Q&A With Scott H Biram
Grit, dirt, booze, and 18-wheelers are often associated with country-blues-punk rock foot-stomper, Scott H. Biram. Not often do you link him with a baptism, but you’ll find Biram emerging from a crimson river in some state of ecstasy, guilt, or deliverance on the cover of his new album, Nothing But Blood. Recorded at his home in Austin, TX, Nothing But Blood is a catalog of hardcore stories of wrongdoings and redemption with a shit-ton of soul and spirit. Although no one knows whose blood is in those baptismal waters, we are certain that Biram is no stranger to it, second chances, and rebirth. As a life principle, blood is an integral part of our lives (obviously) and religious rites as it is usually used as an offering for atonement and blessings. So, whether this is what Biram intended, I’m unsure. But, there is no doubt that Biram offers his blood, sweat, tears and soul sacrificing himself to and for his music, and Nothing But Blood is a loud and spiritual declaration of just that.
With that being said, Biram was kind enough to answer a few questions about himself and Nothing But Blood.
CFM: What can you tell us about the new record, Nothing But Blood?
Biram: I’m excited for it to be coming out. It’s been finished since July ’13 but we had a few speed bumps on the business end of things and had to hold off. I’m ready to see what the people have to say about it. It’s a typical “Biram Release” for me. A little bit country, a little bit rock ‘n’ roll…a little bit blues, a little bit heavy metal.
CFM: What influences your music and drives you to continue performing?
Biram: My two biggest influences in my songwriting are probably my growing up in a small country town, and being on the road. I write about a lot of stuff and I’m influenced by a lot of things but these two are what I seem to go back to the most.
As far as continuing to perform. I have to. It’s built in to me. I have to play for people and perform. I’ve always been like that. Also my bills aren’t going to pay themselves!…and it takes money to make money.
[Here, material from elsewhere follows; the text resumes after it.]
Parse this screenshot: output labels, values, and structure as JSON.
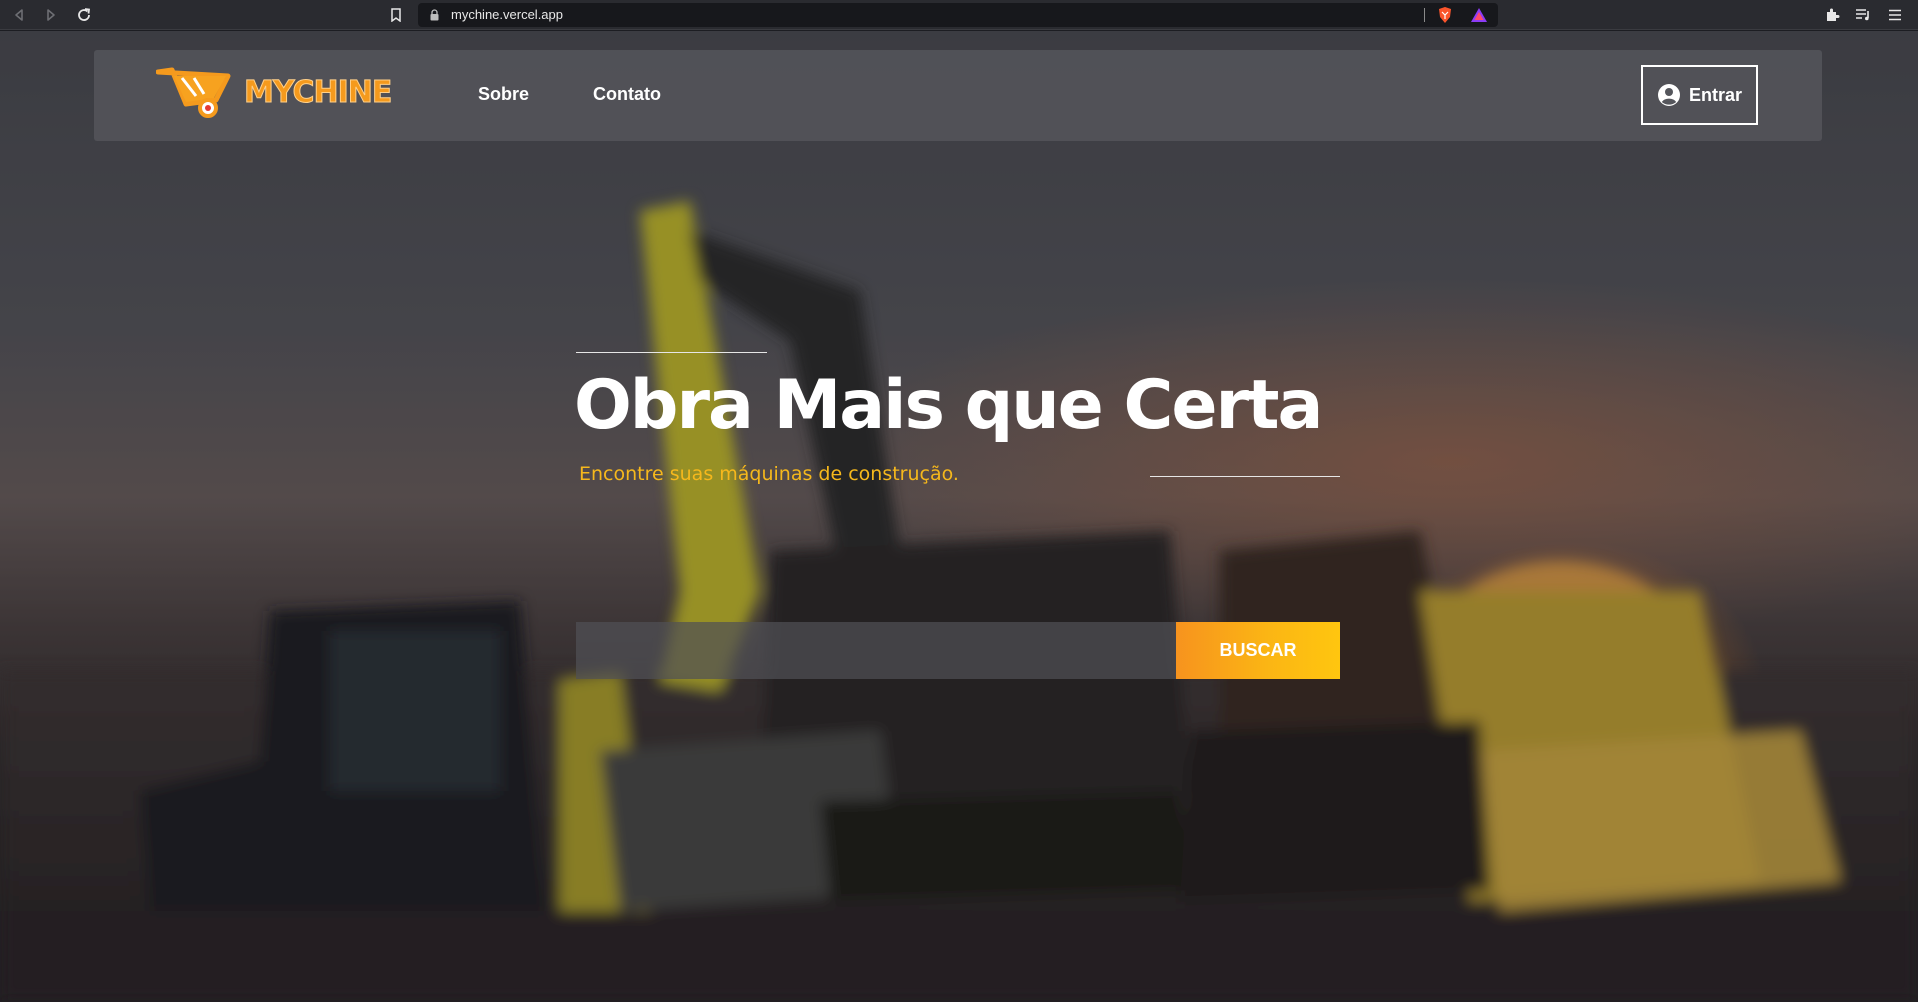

CFM: What do you think has been your biggest break or greatest opportunity?
Biram: I hate to say it but I think my head-on collision with an 18 wheeler back in 2003 got me a lot of press! Heh. I don’t recommend it though!
Honestly, I think the biggest thing that has given me the little bit of success I’ve experienced is that I have worked very hard for all this. I have never treated this like something that should just be handed to me. There’s a lot of kids out there these days that think that’s how it works…that one day somebody just sees your band and says “Hey, here’s a shit ton of money. Keep doing what you’re doing.” I’m sure there are people that this actually happens to but it’s not typical. Also people who let others take the reins for them on the music business aspect have a tendency to get ripped off. I’m in this for the long haul. Even if I had a big hit, I’ve come too far and done too much already to be a one hit wonder. I’m a no hit wonder! Ha!
CFM: What song would you most like to be known for? Why?
Biram: I don’t have any one song. They’re all important to me.
CFM: What has been the wildest thing that has happened while touring?
Biram: Crazy stuff happens all the time…or not. My mind always go blank when I get to this question. Meeting Billy Gibbons back stage a couple years ago at my show in Hollywood was pretty awesome. He’s a big guitar hero to me. Playing on The Tonight Show was pretty awesome. I think the most intense thing to happen on tour was the time I went out by myself and drove through four blizzards. I saw a bald eagle flying through the snow in a little break in a whiteout I was driving through. I knew I was going to be ok. ‘merica. Heh.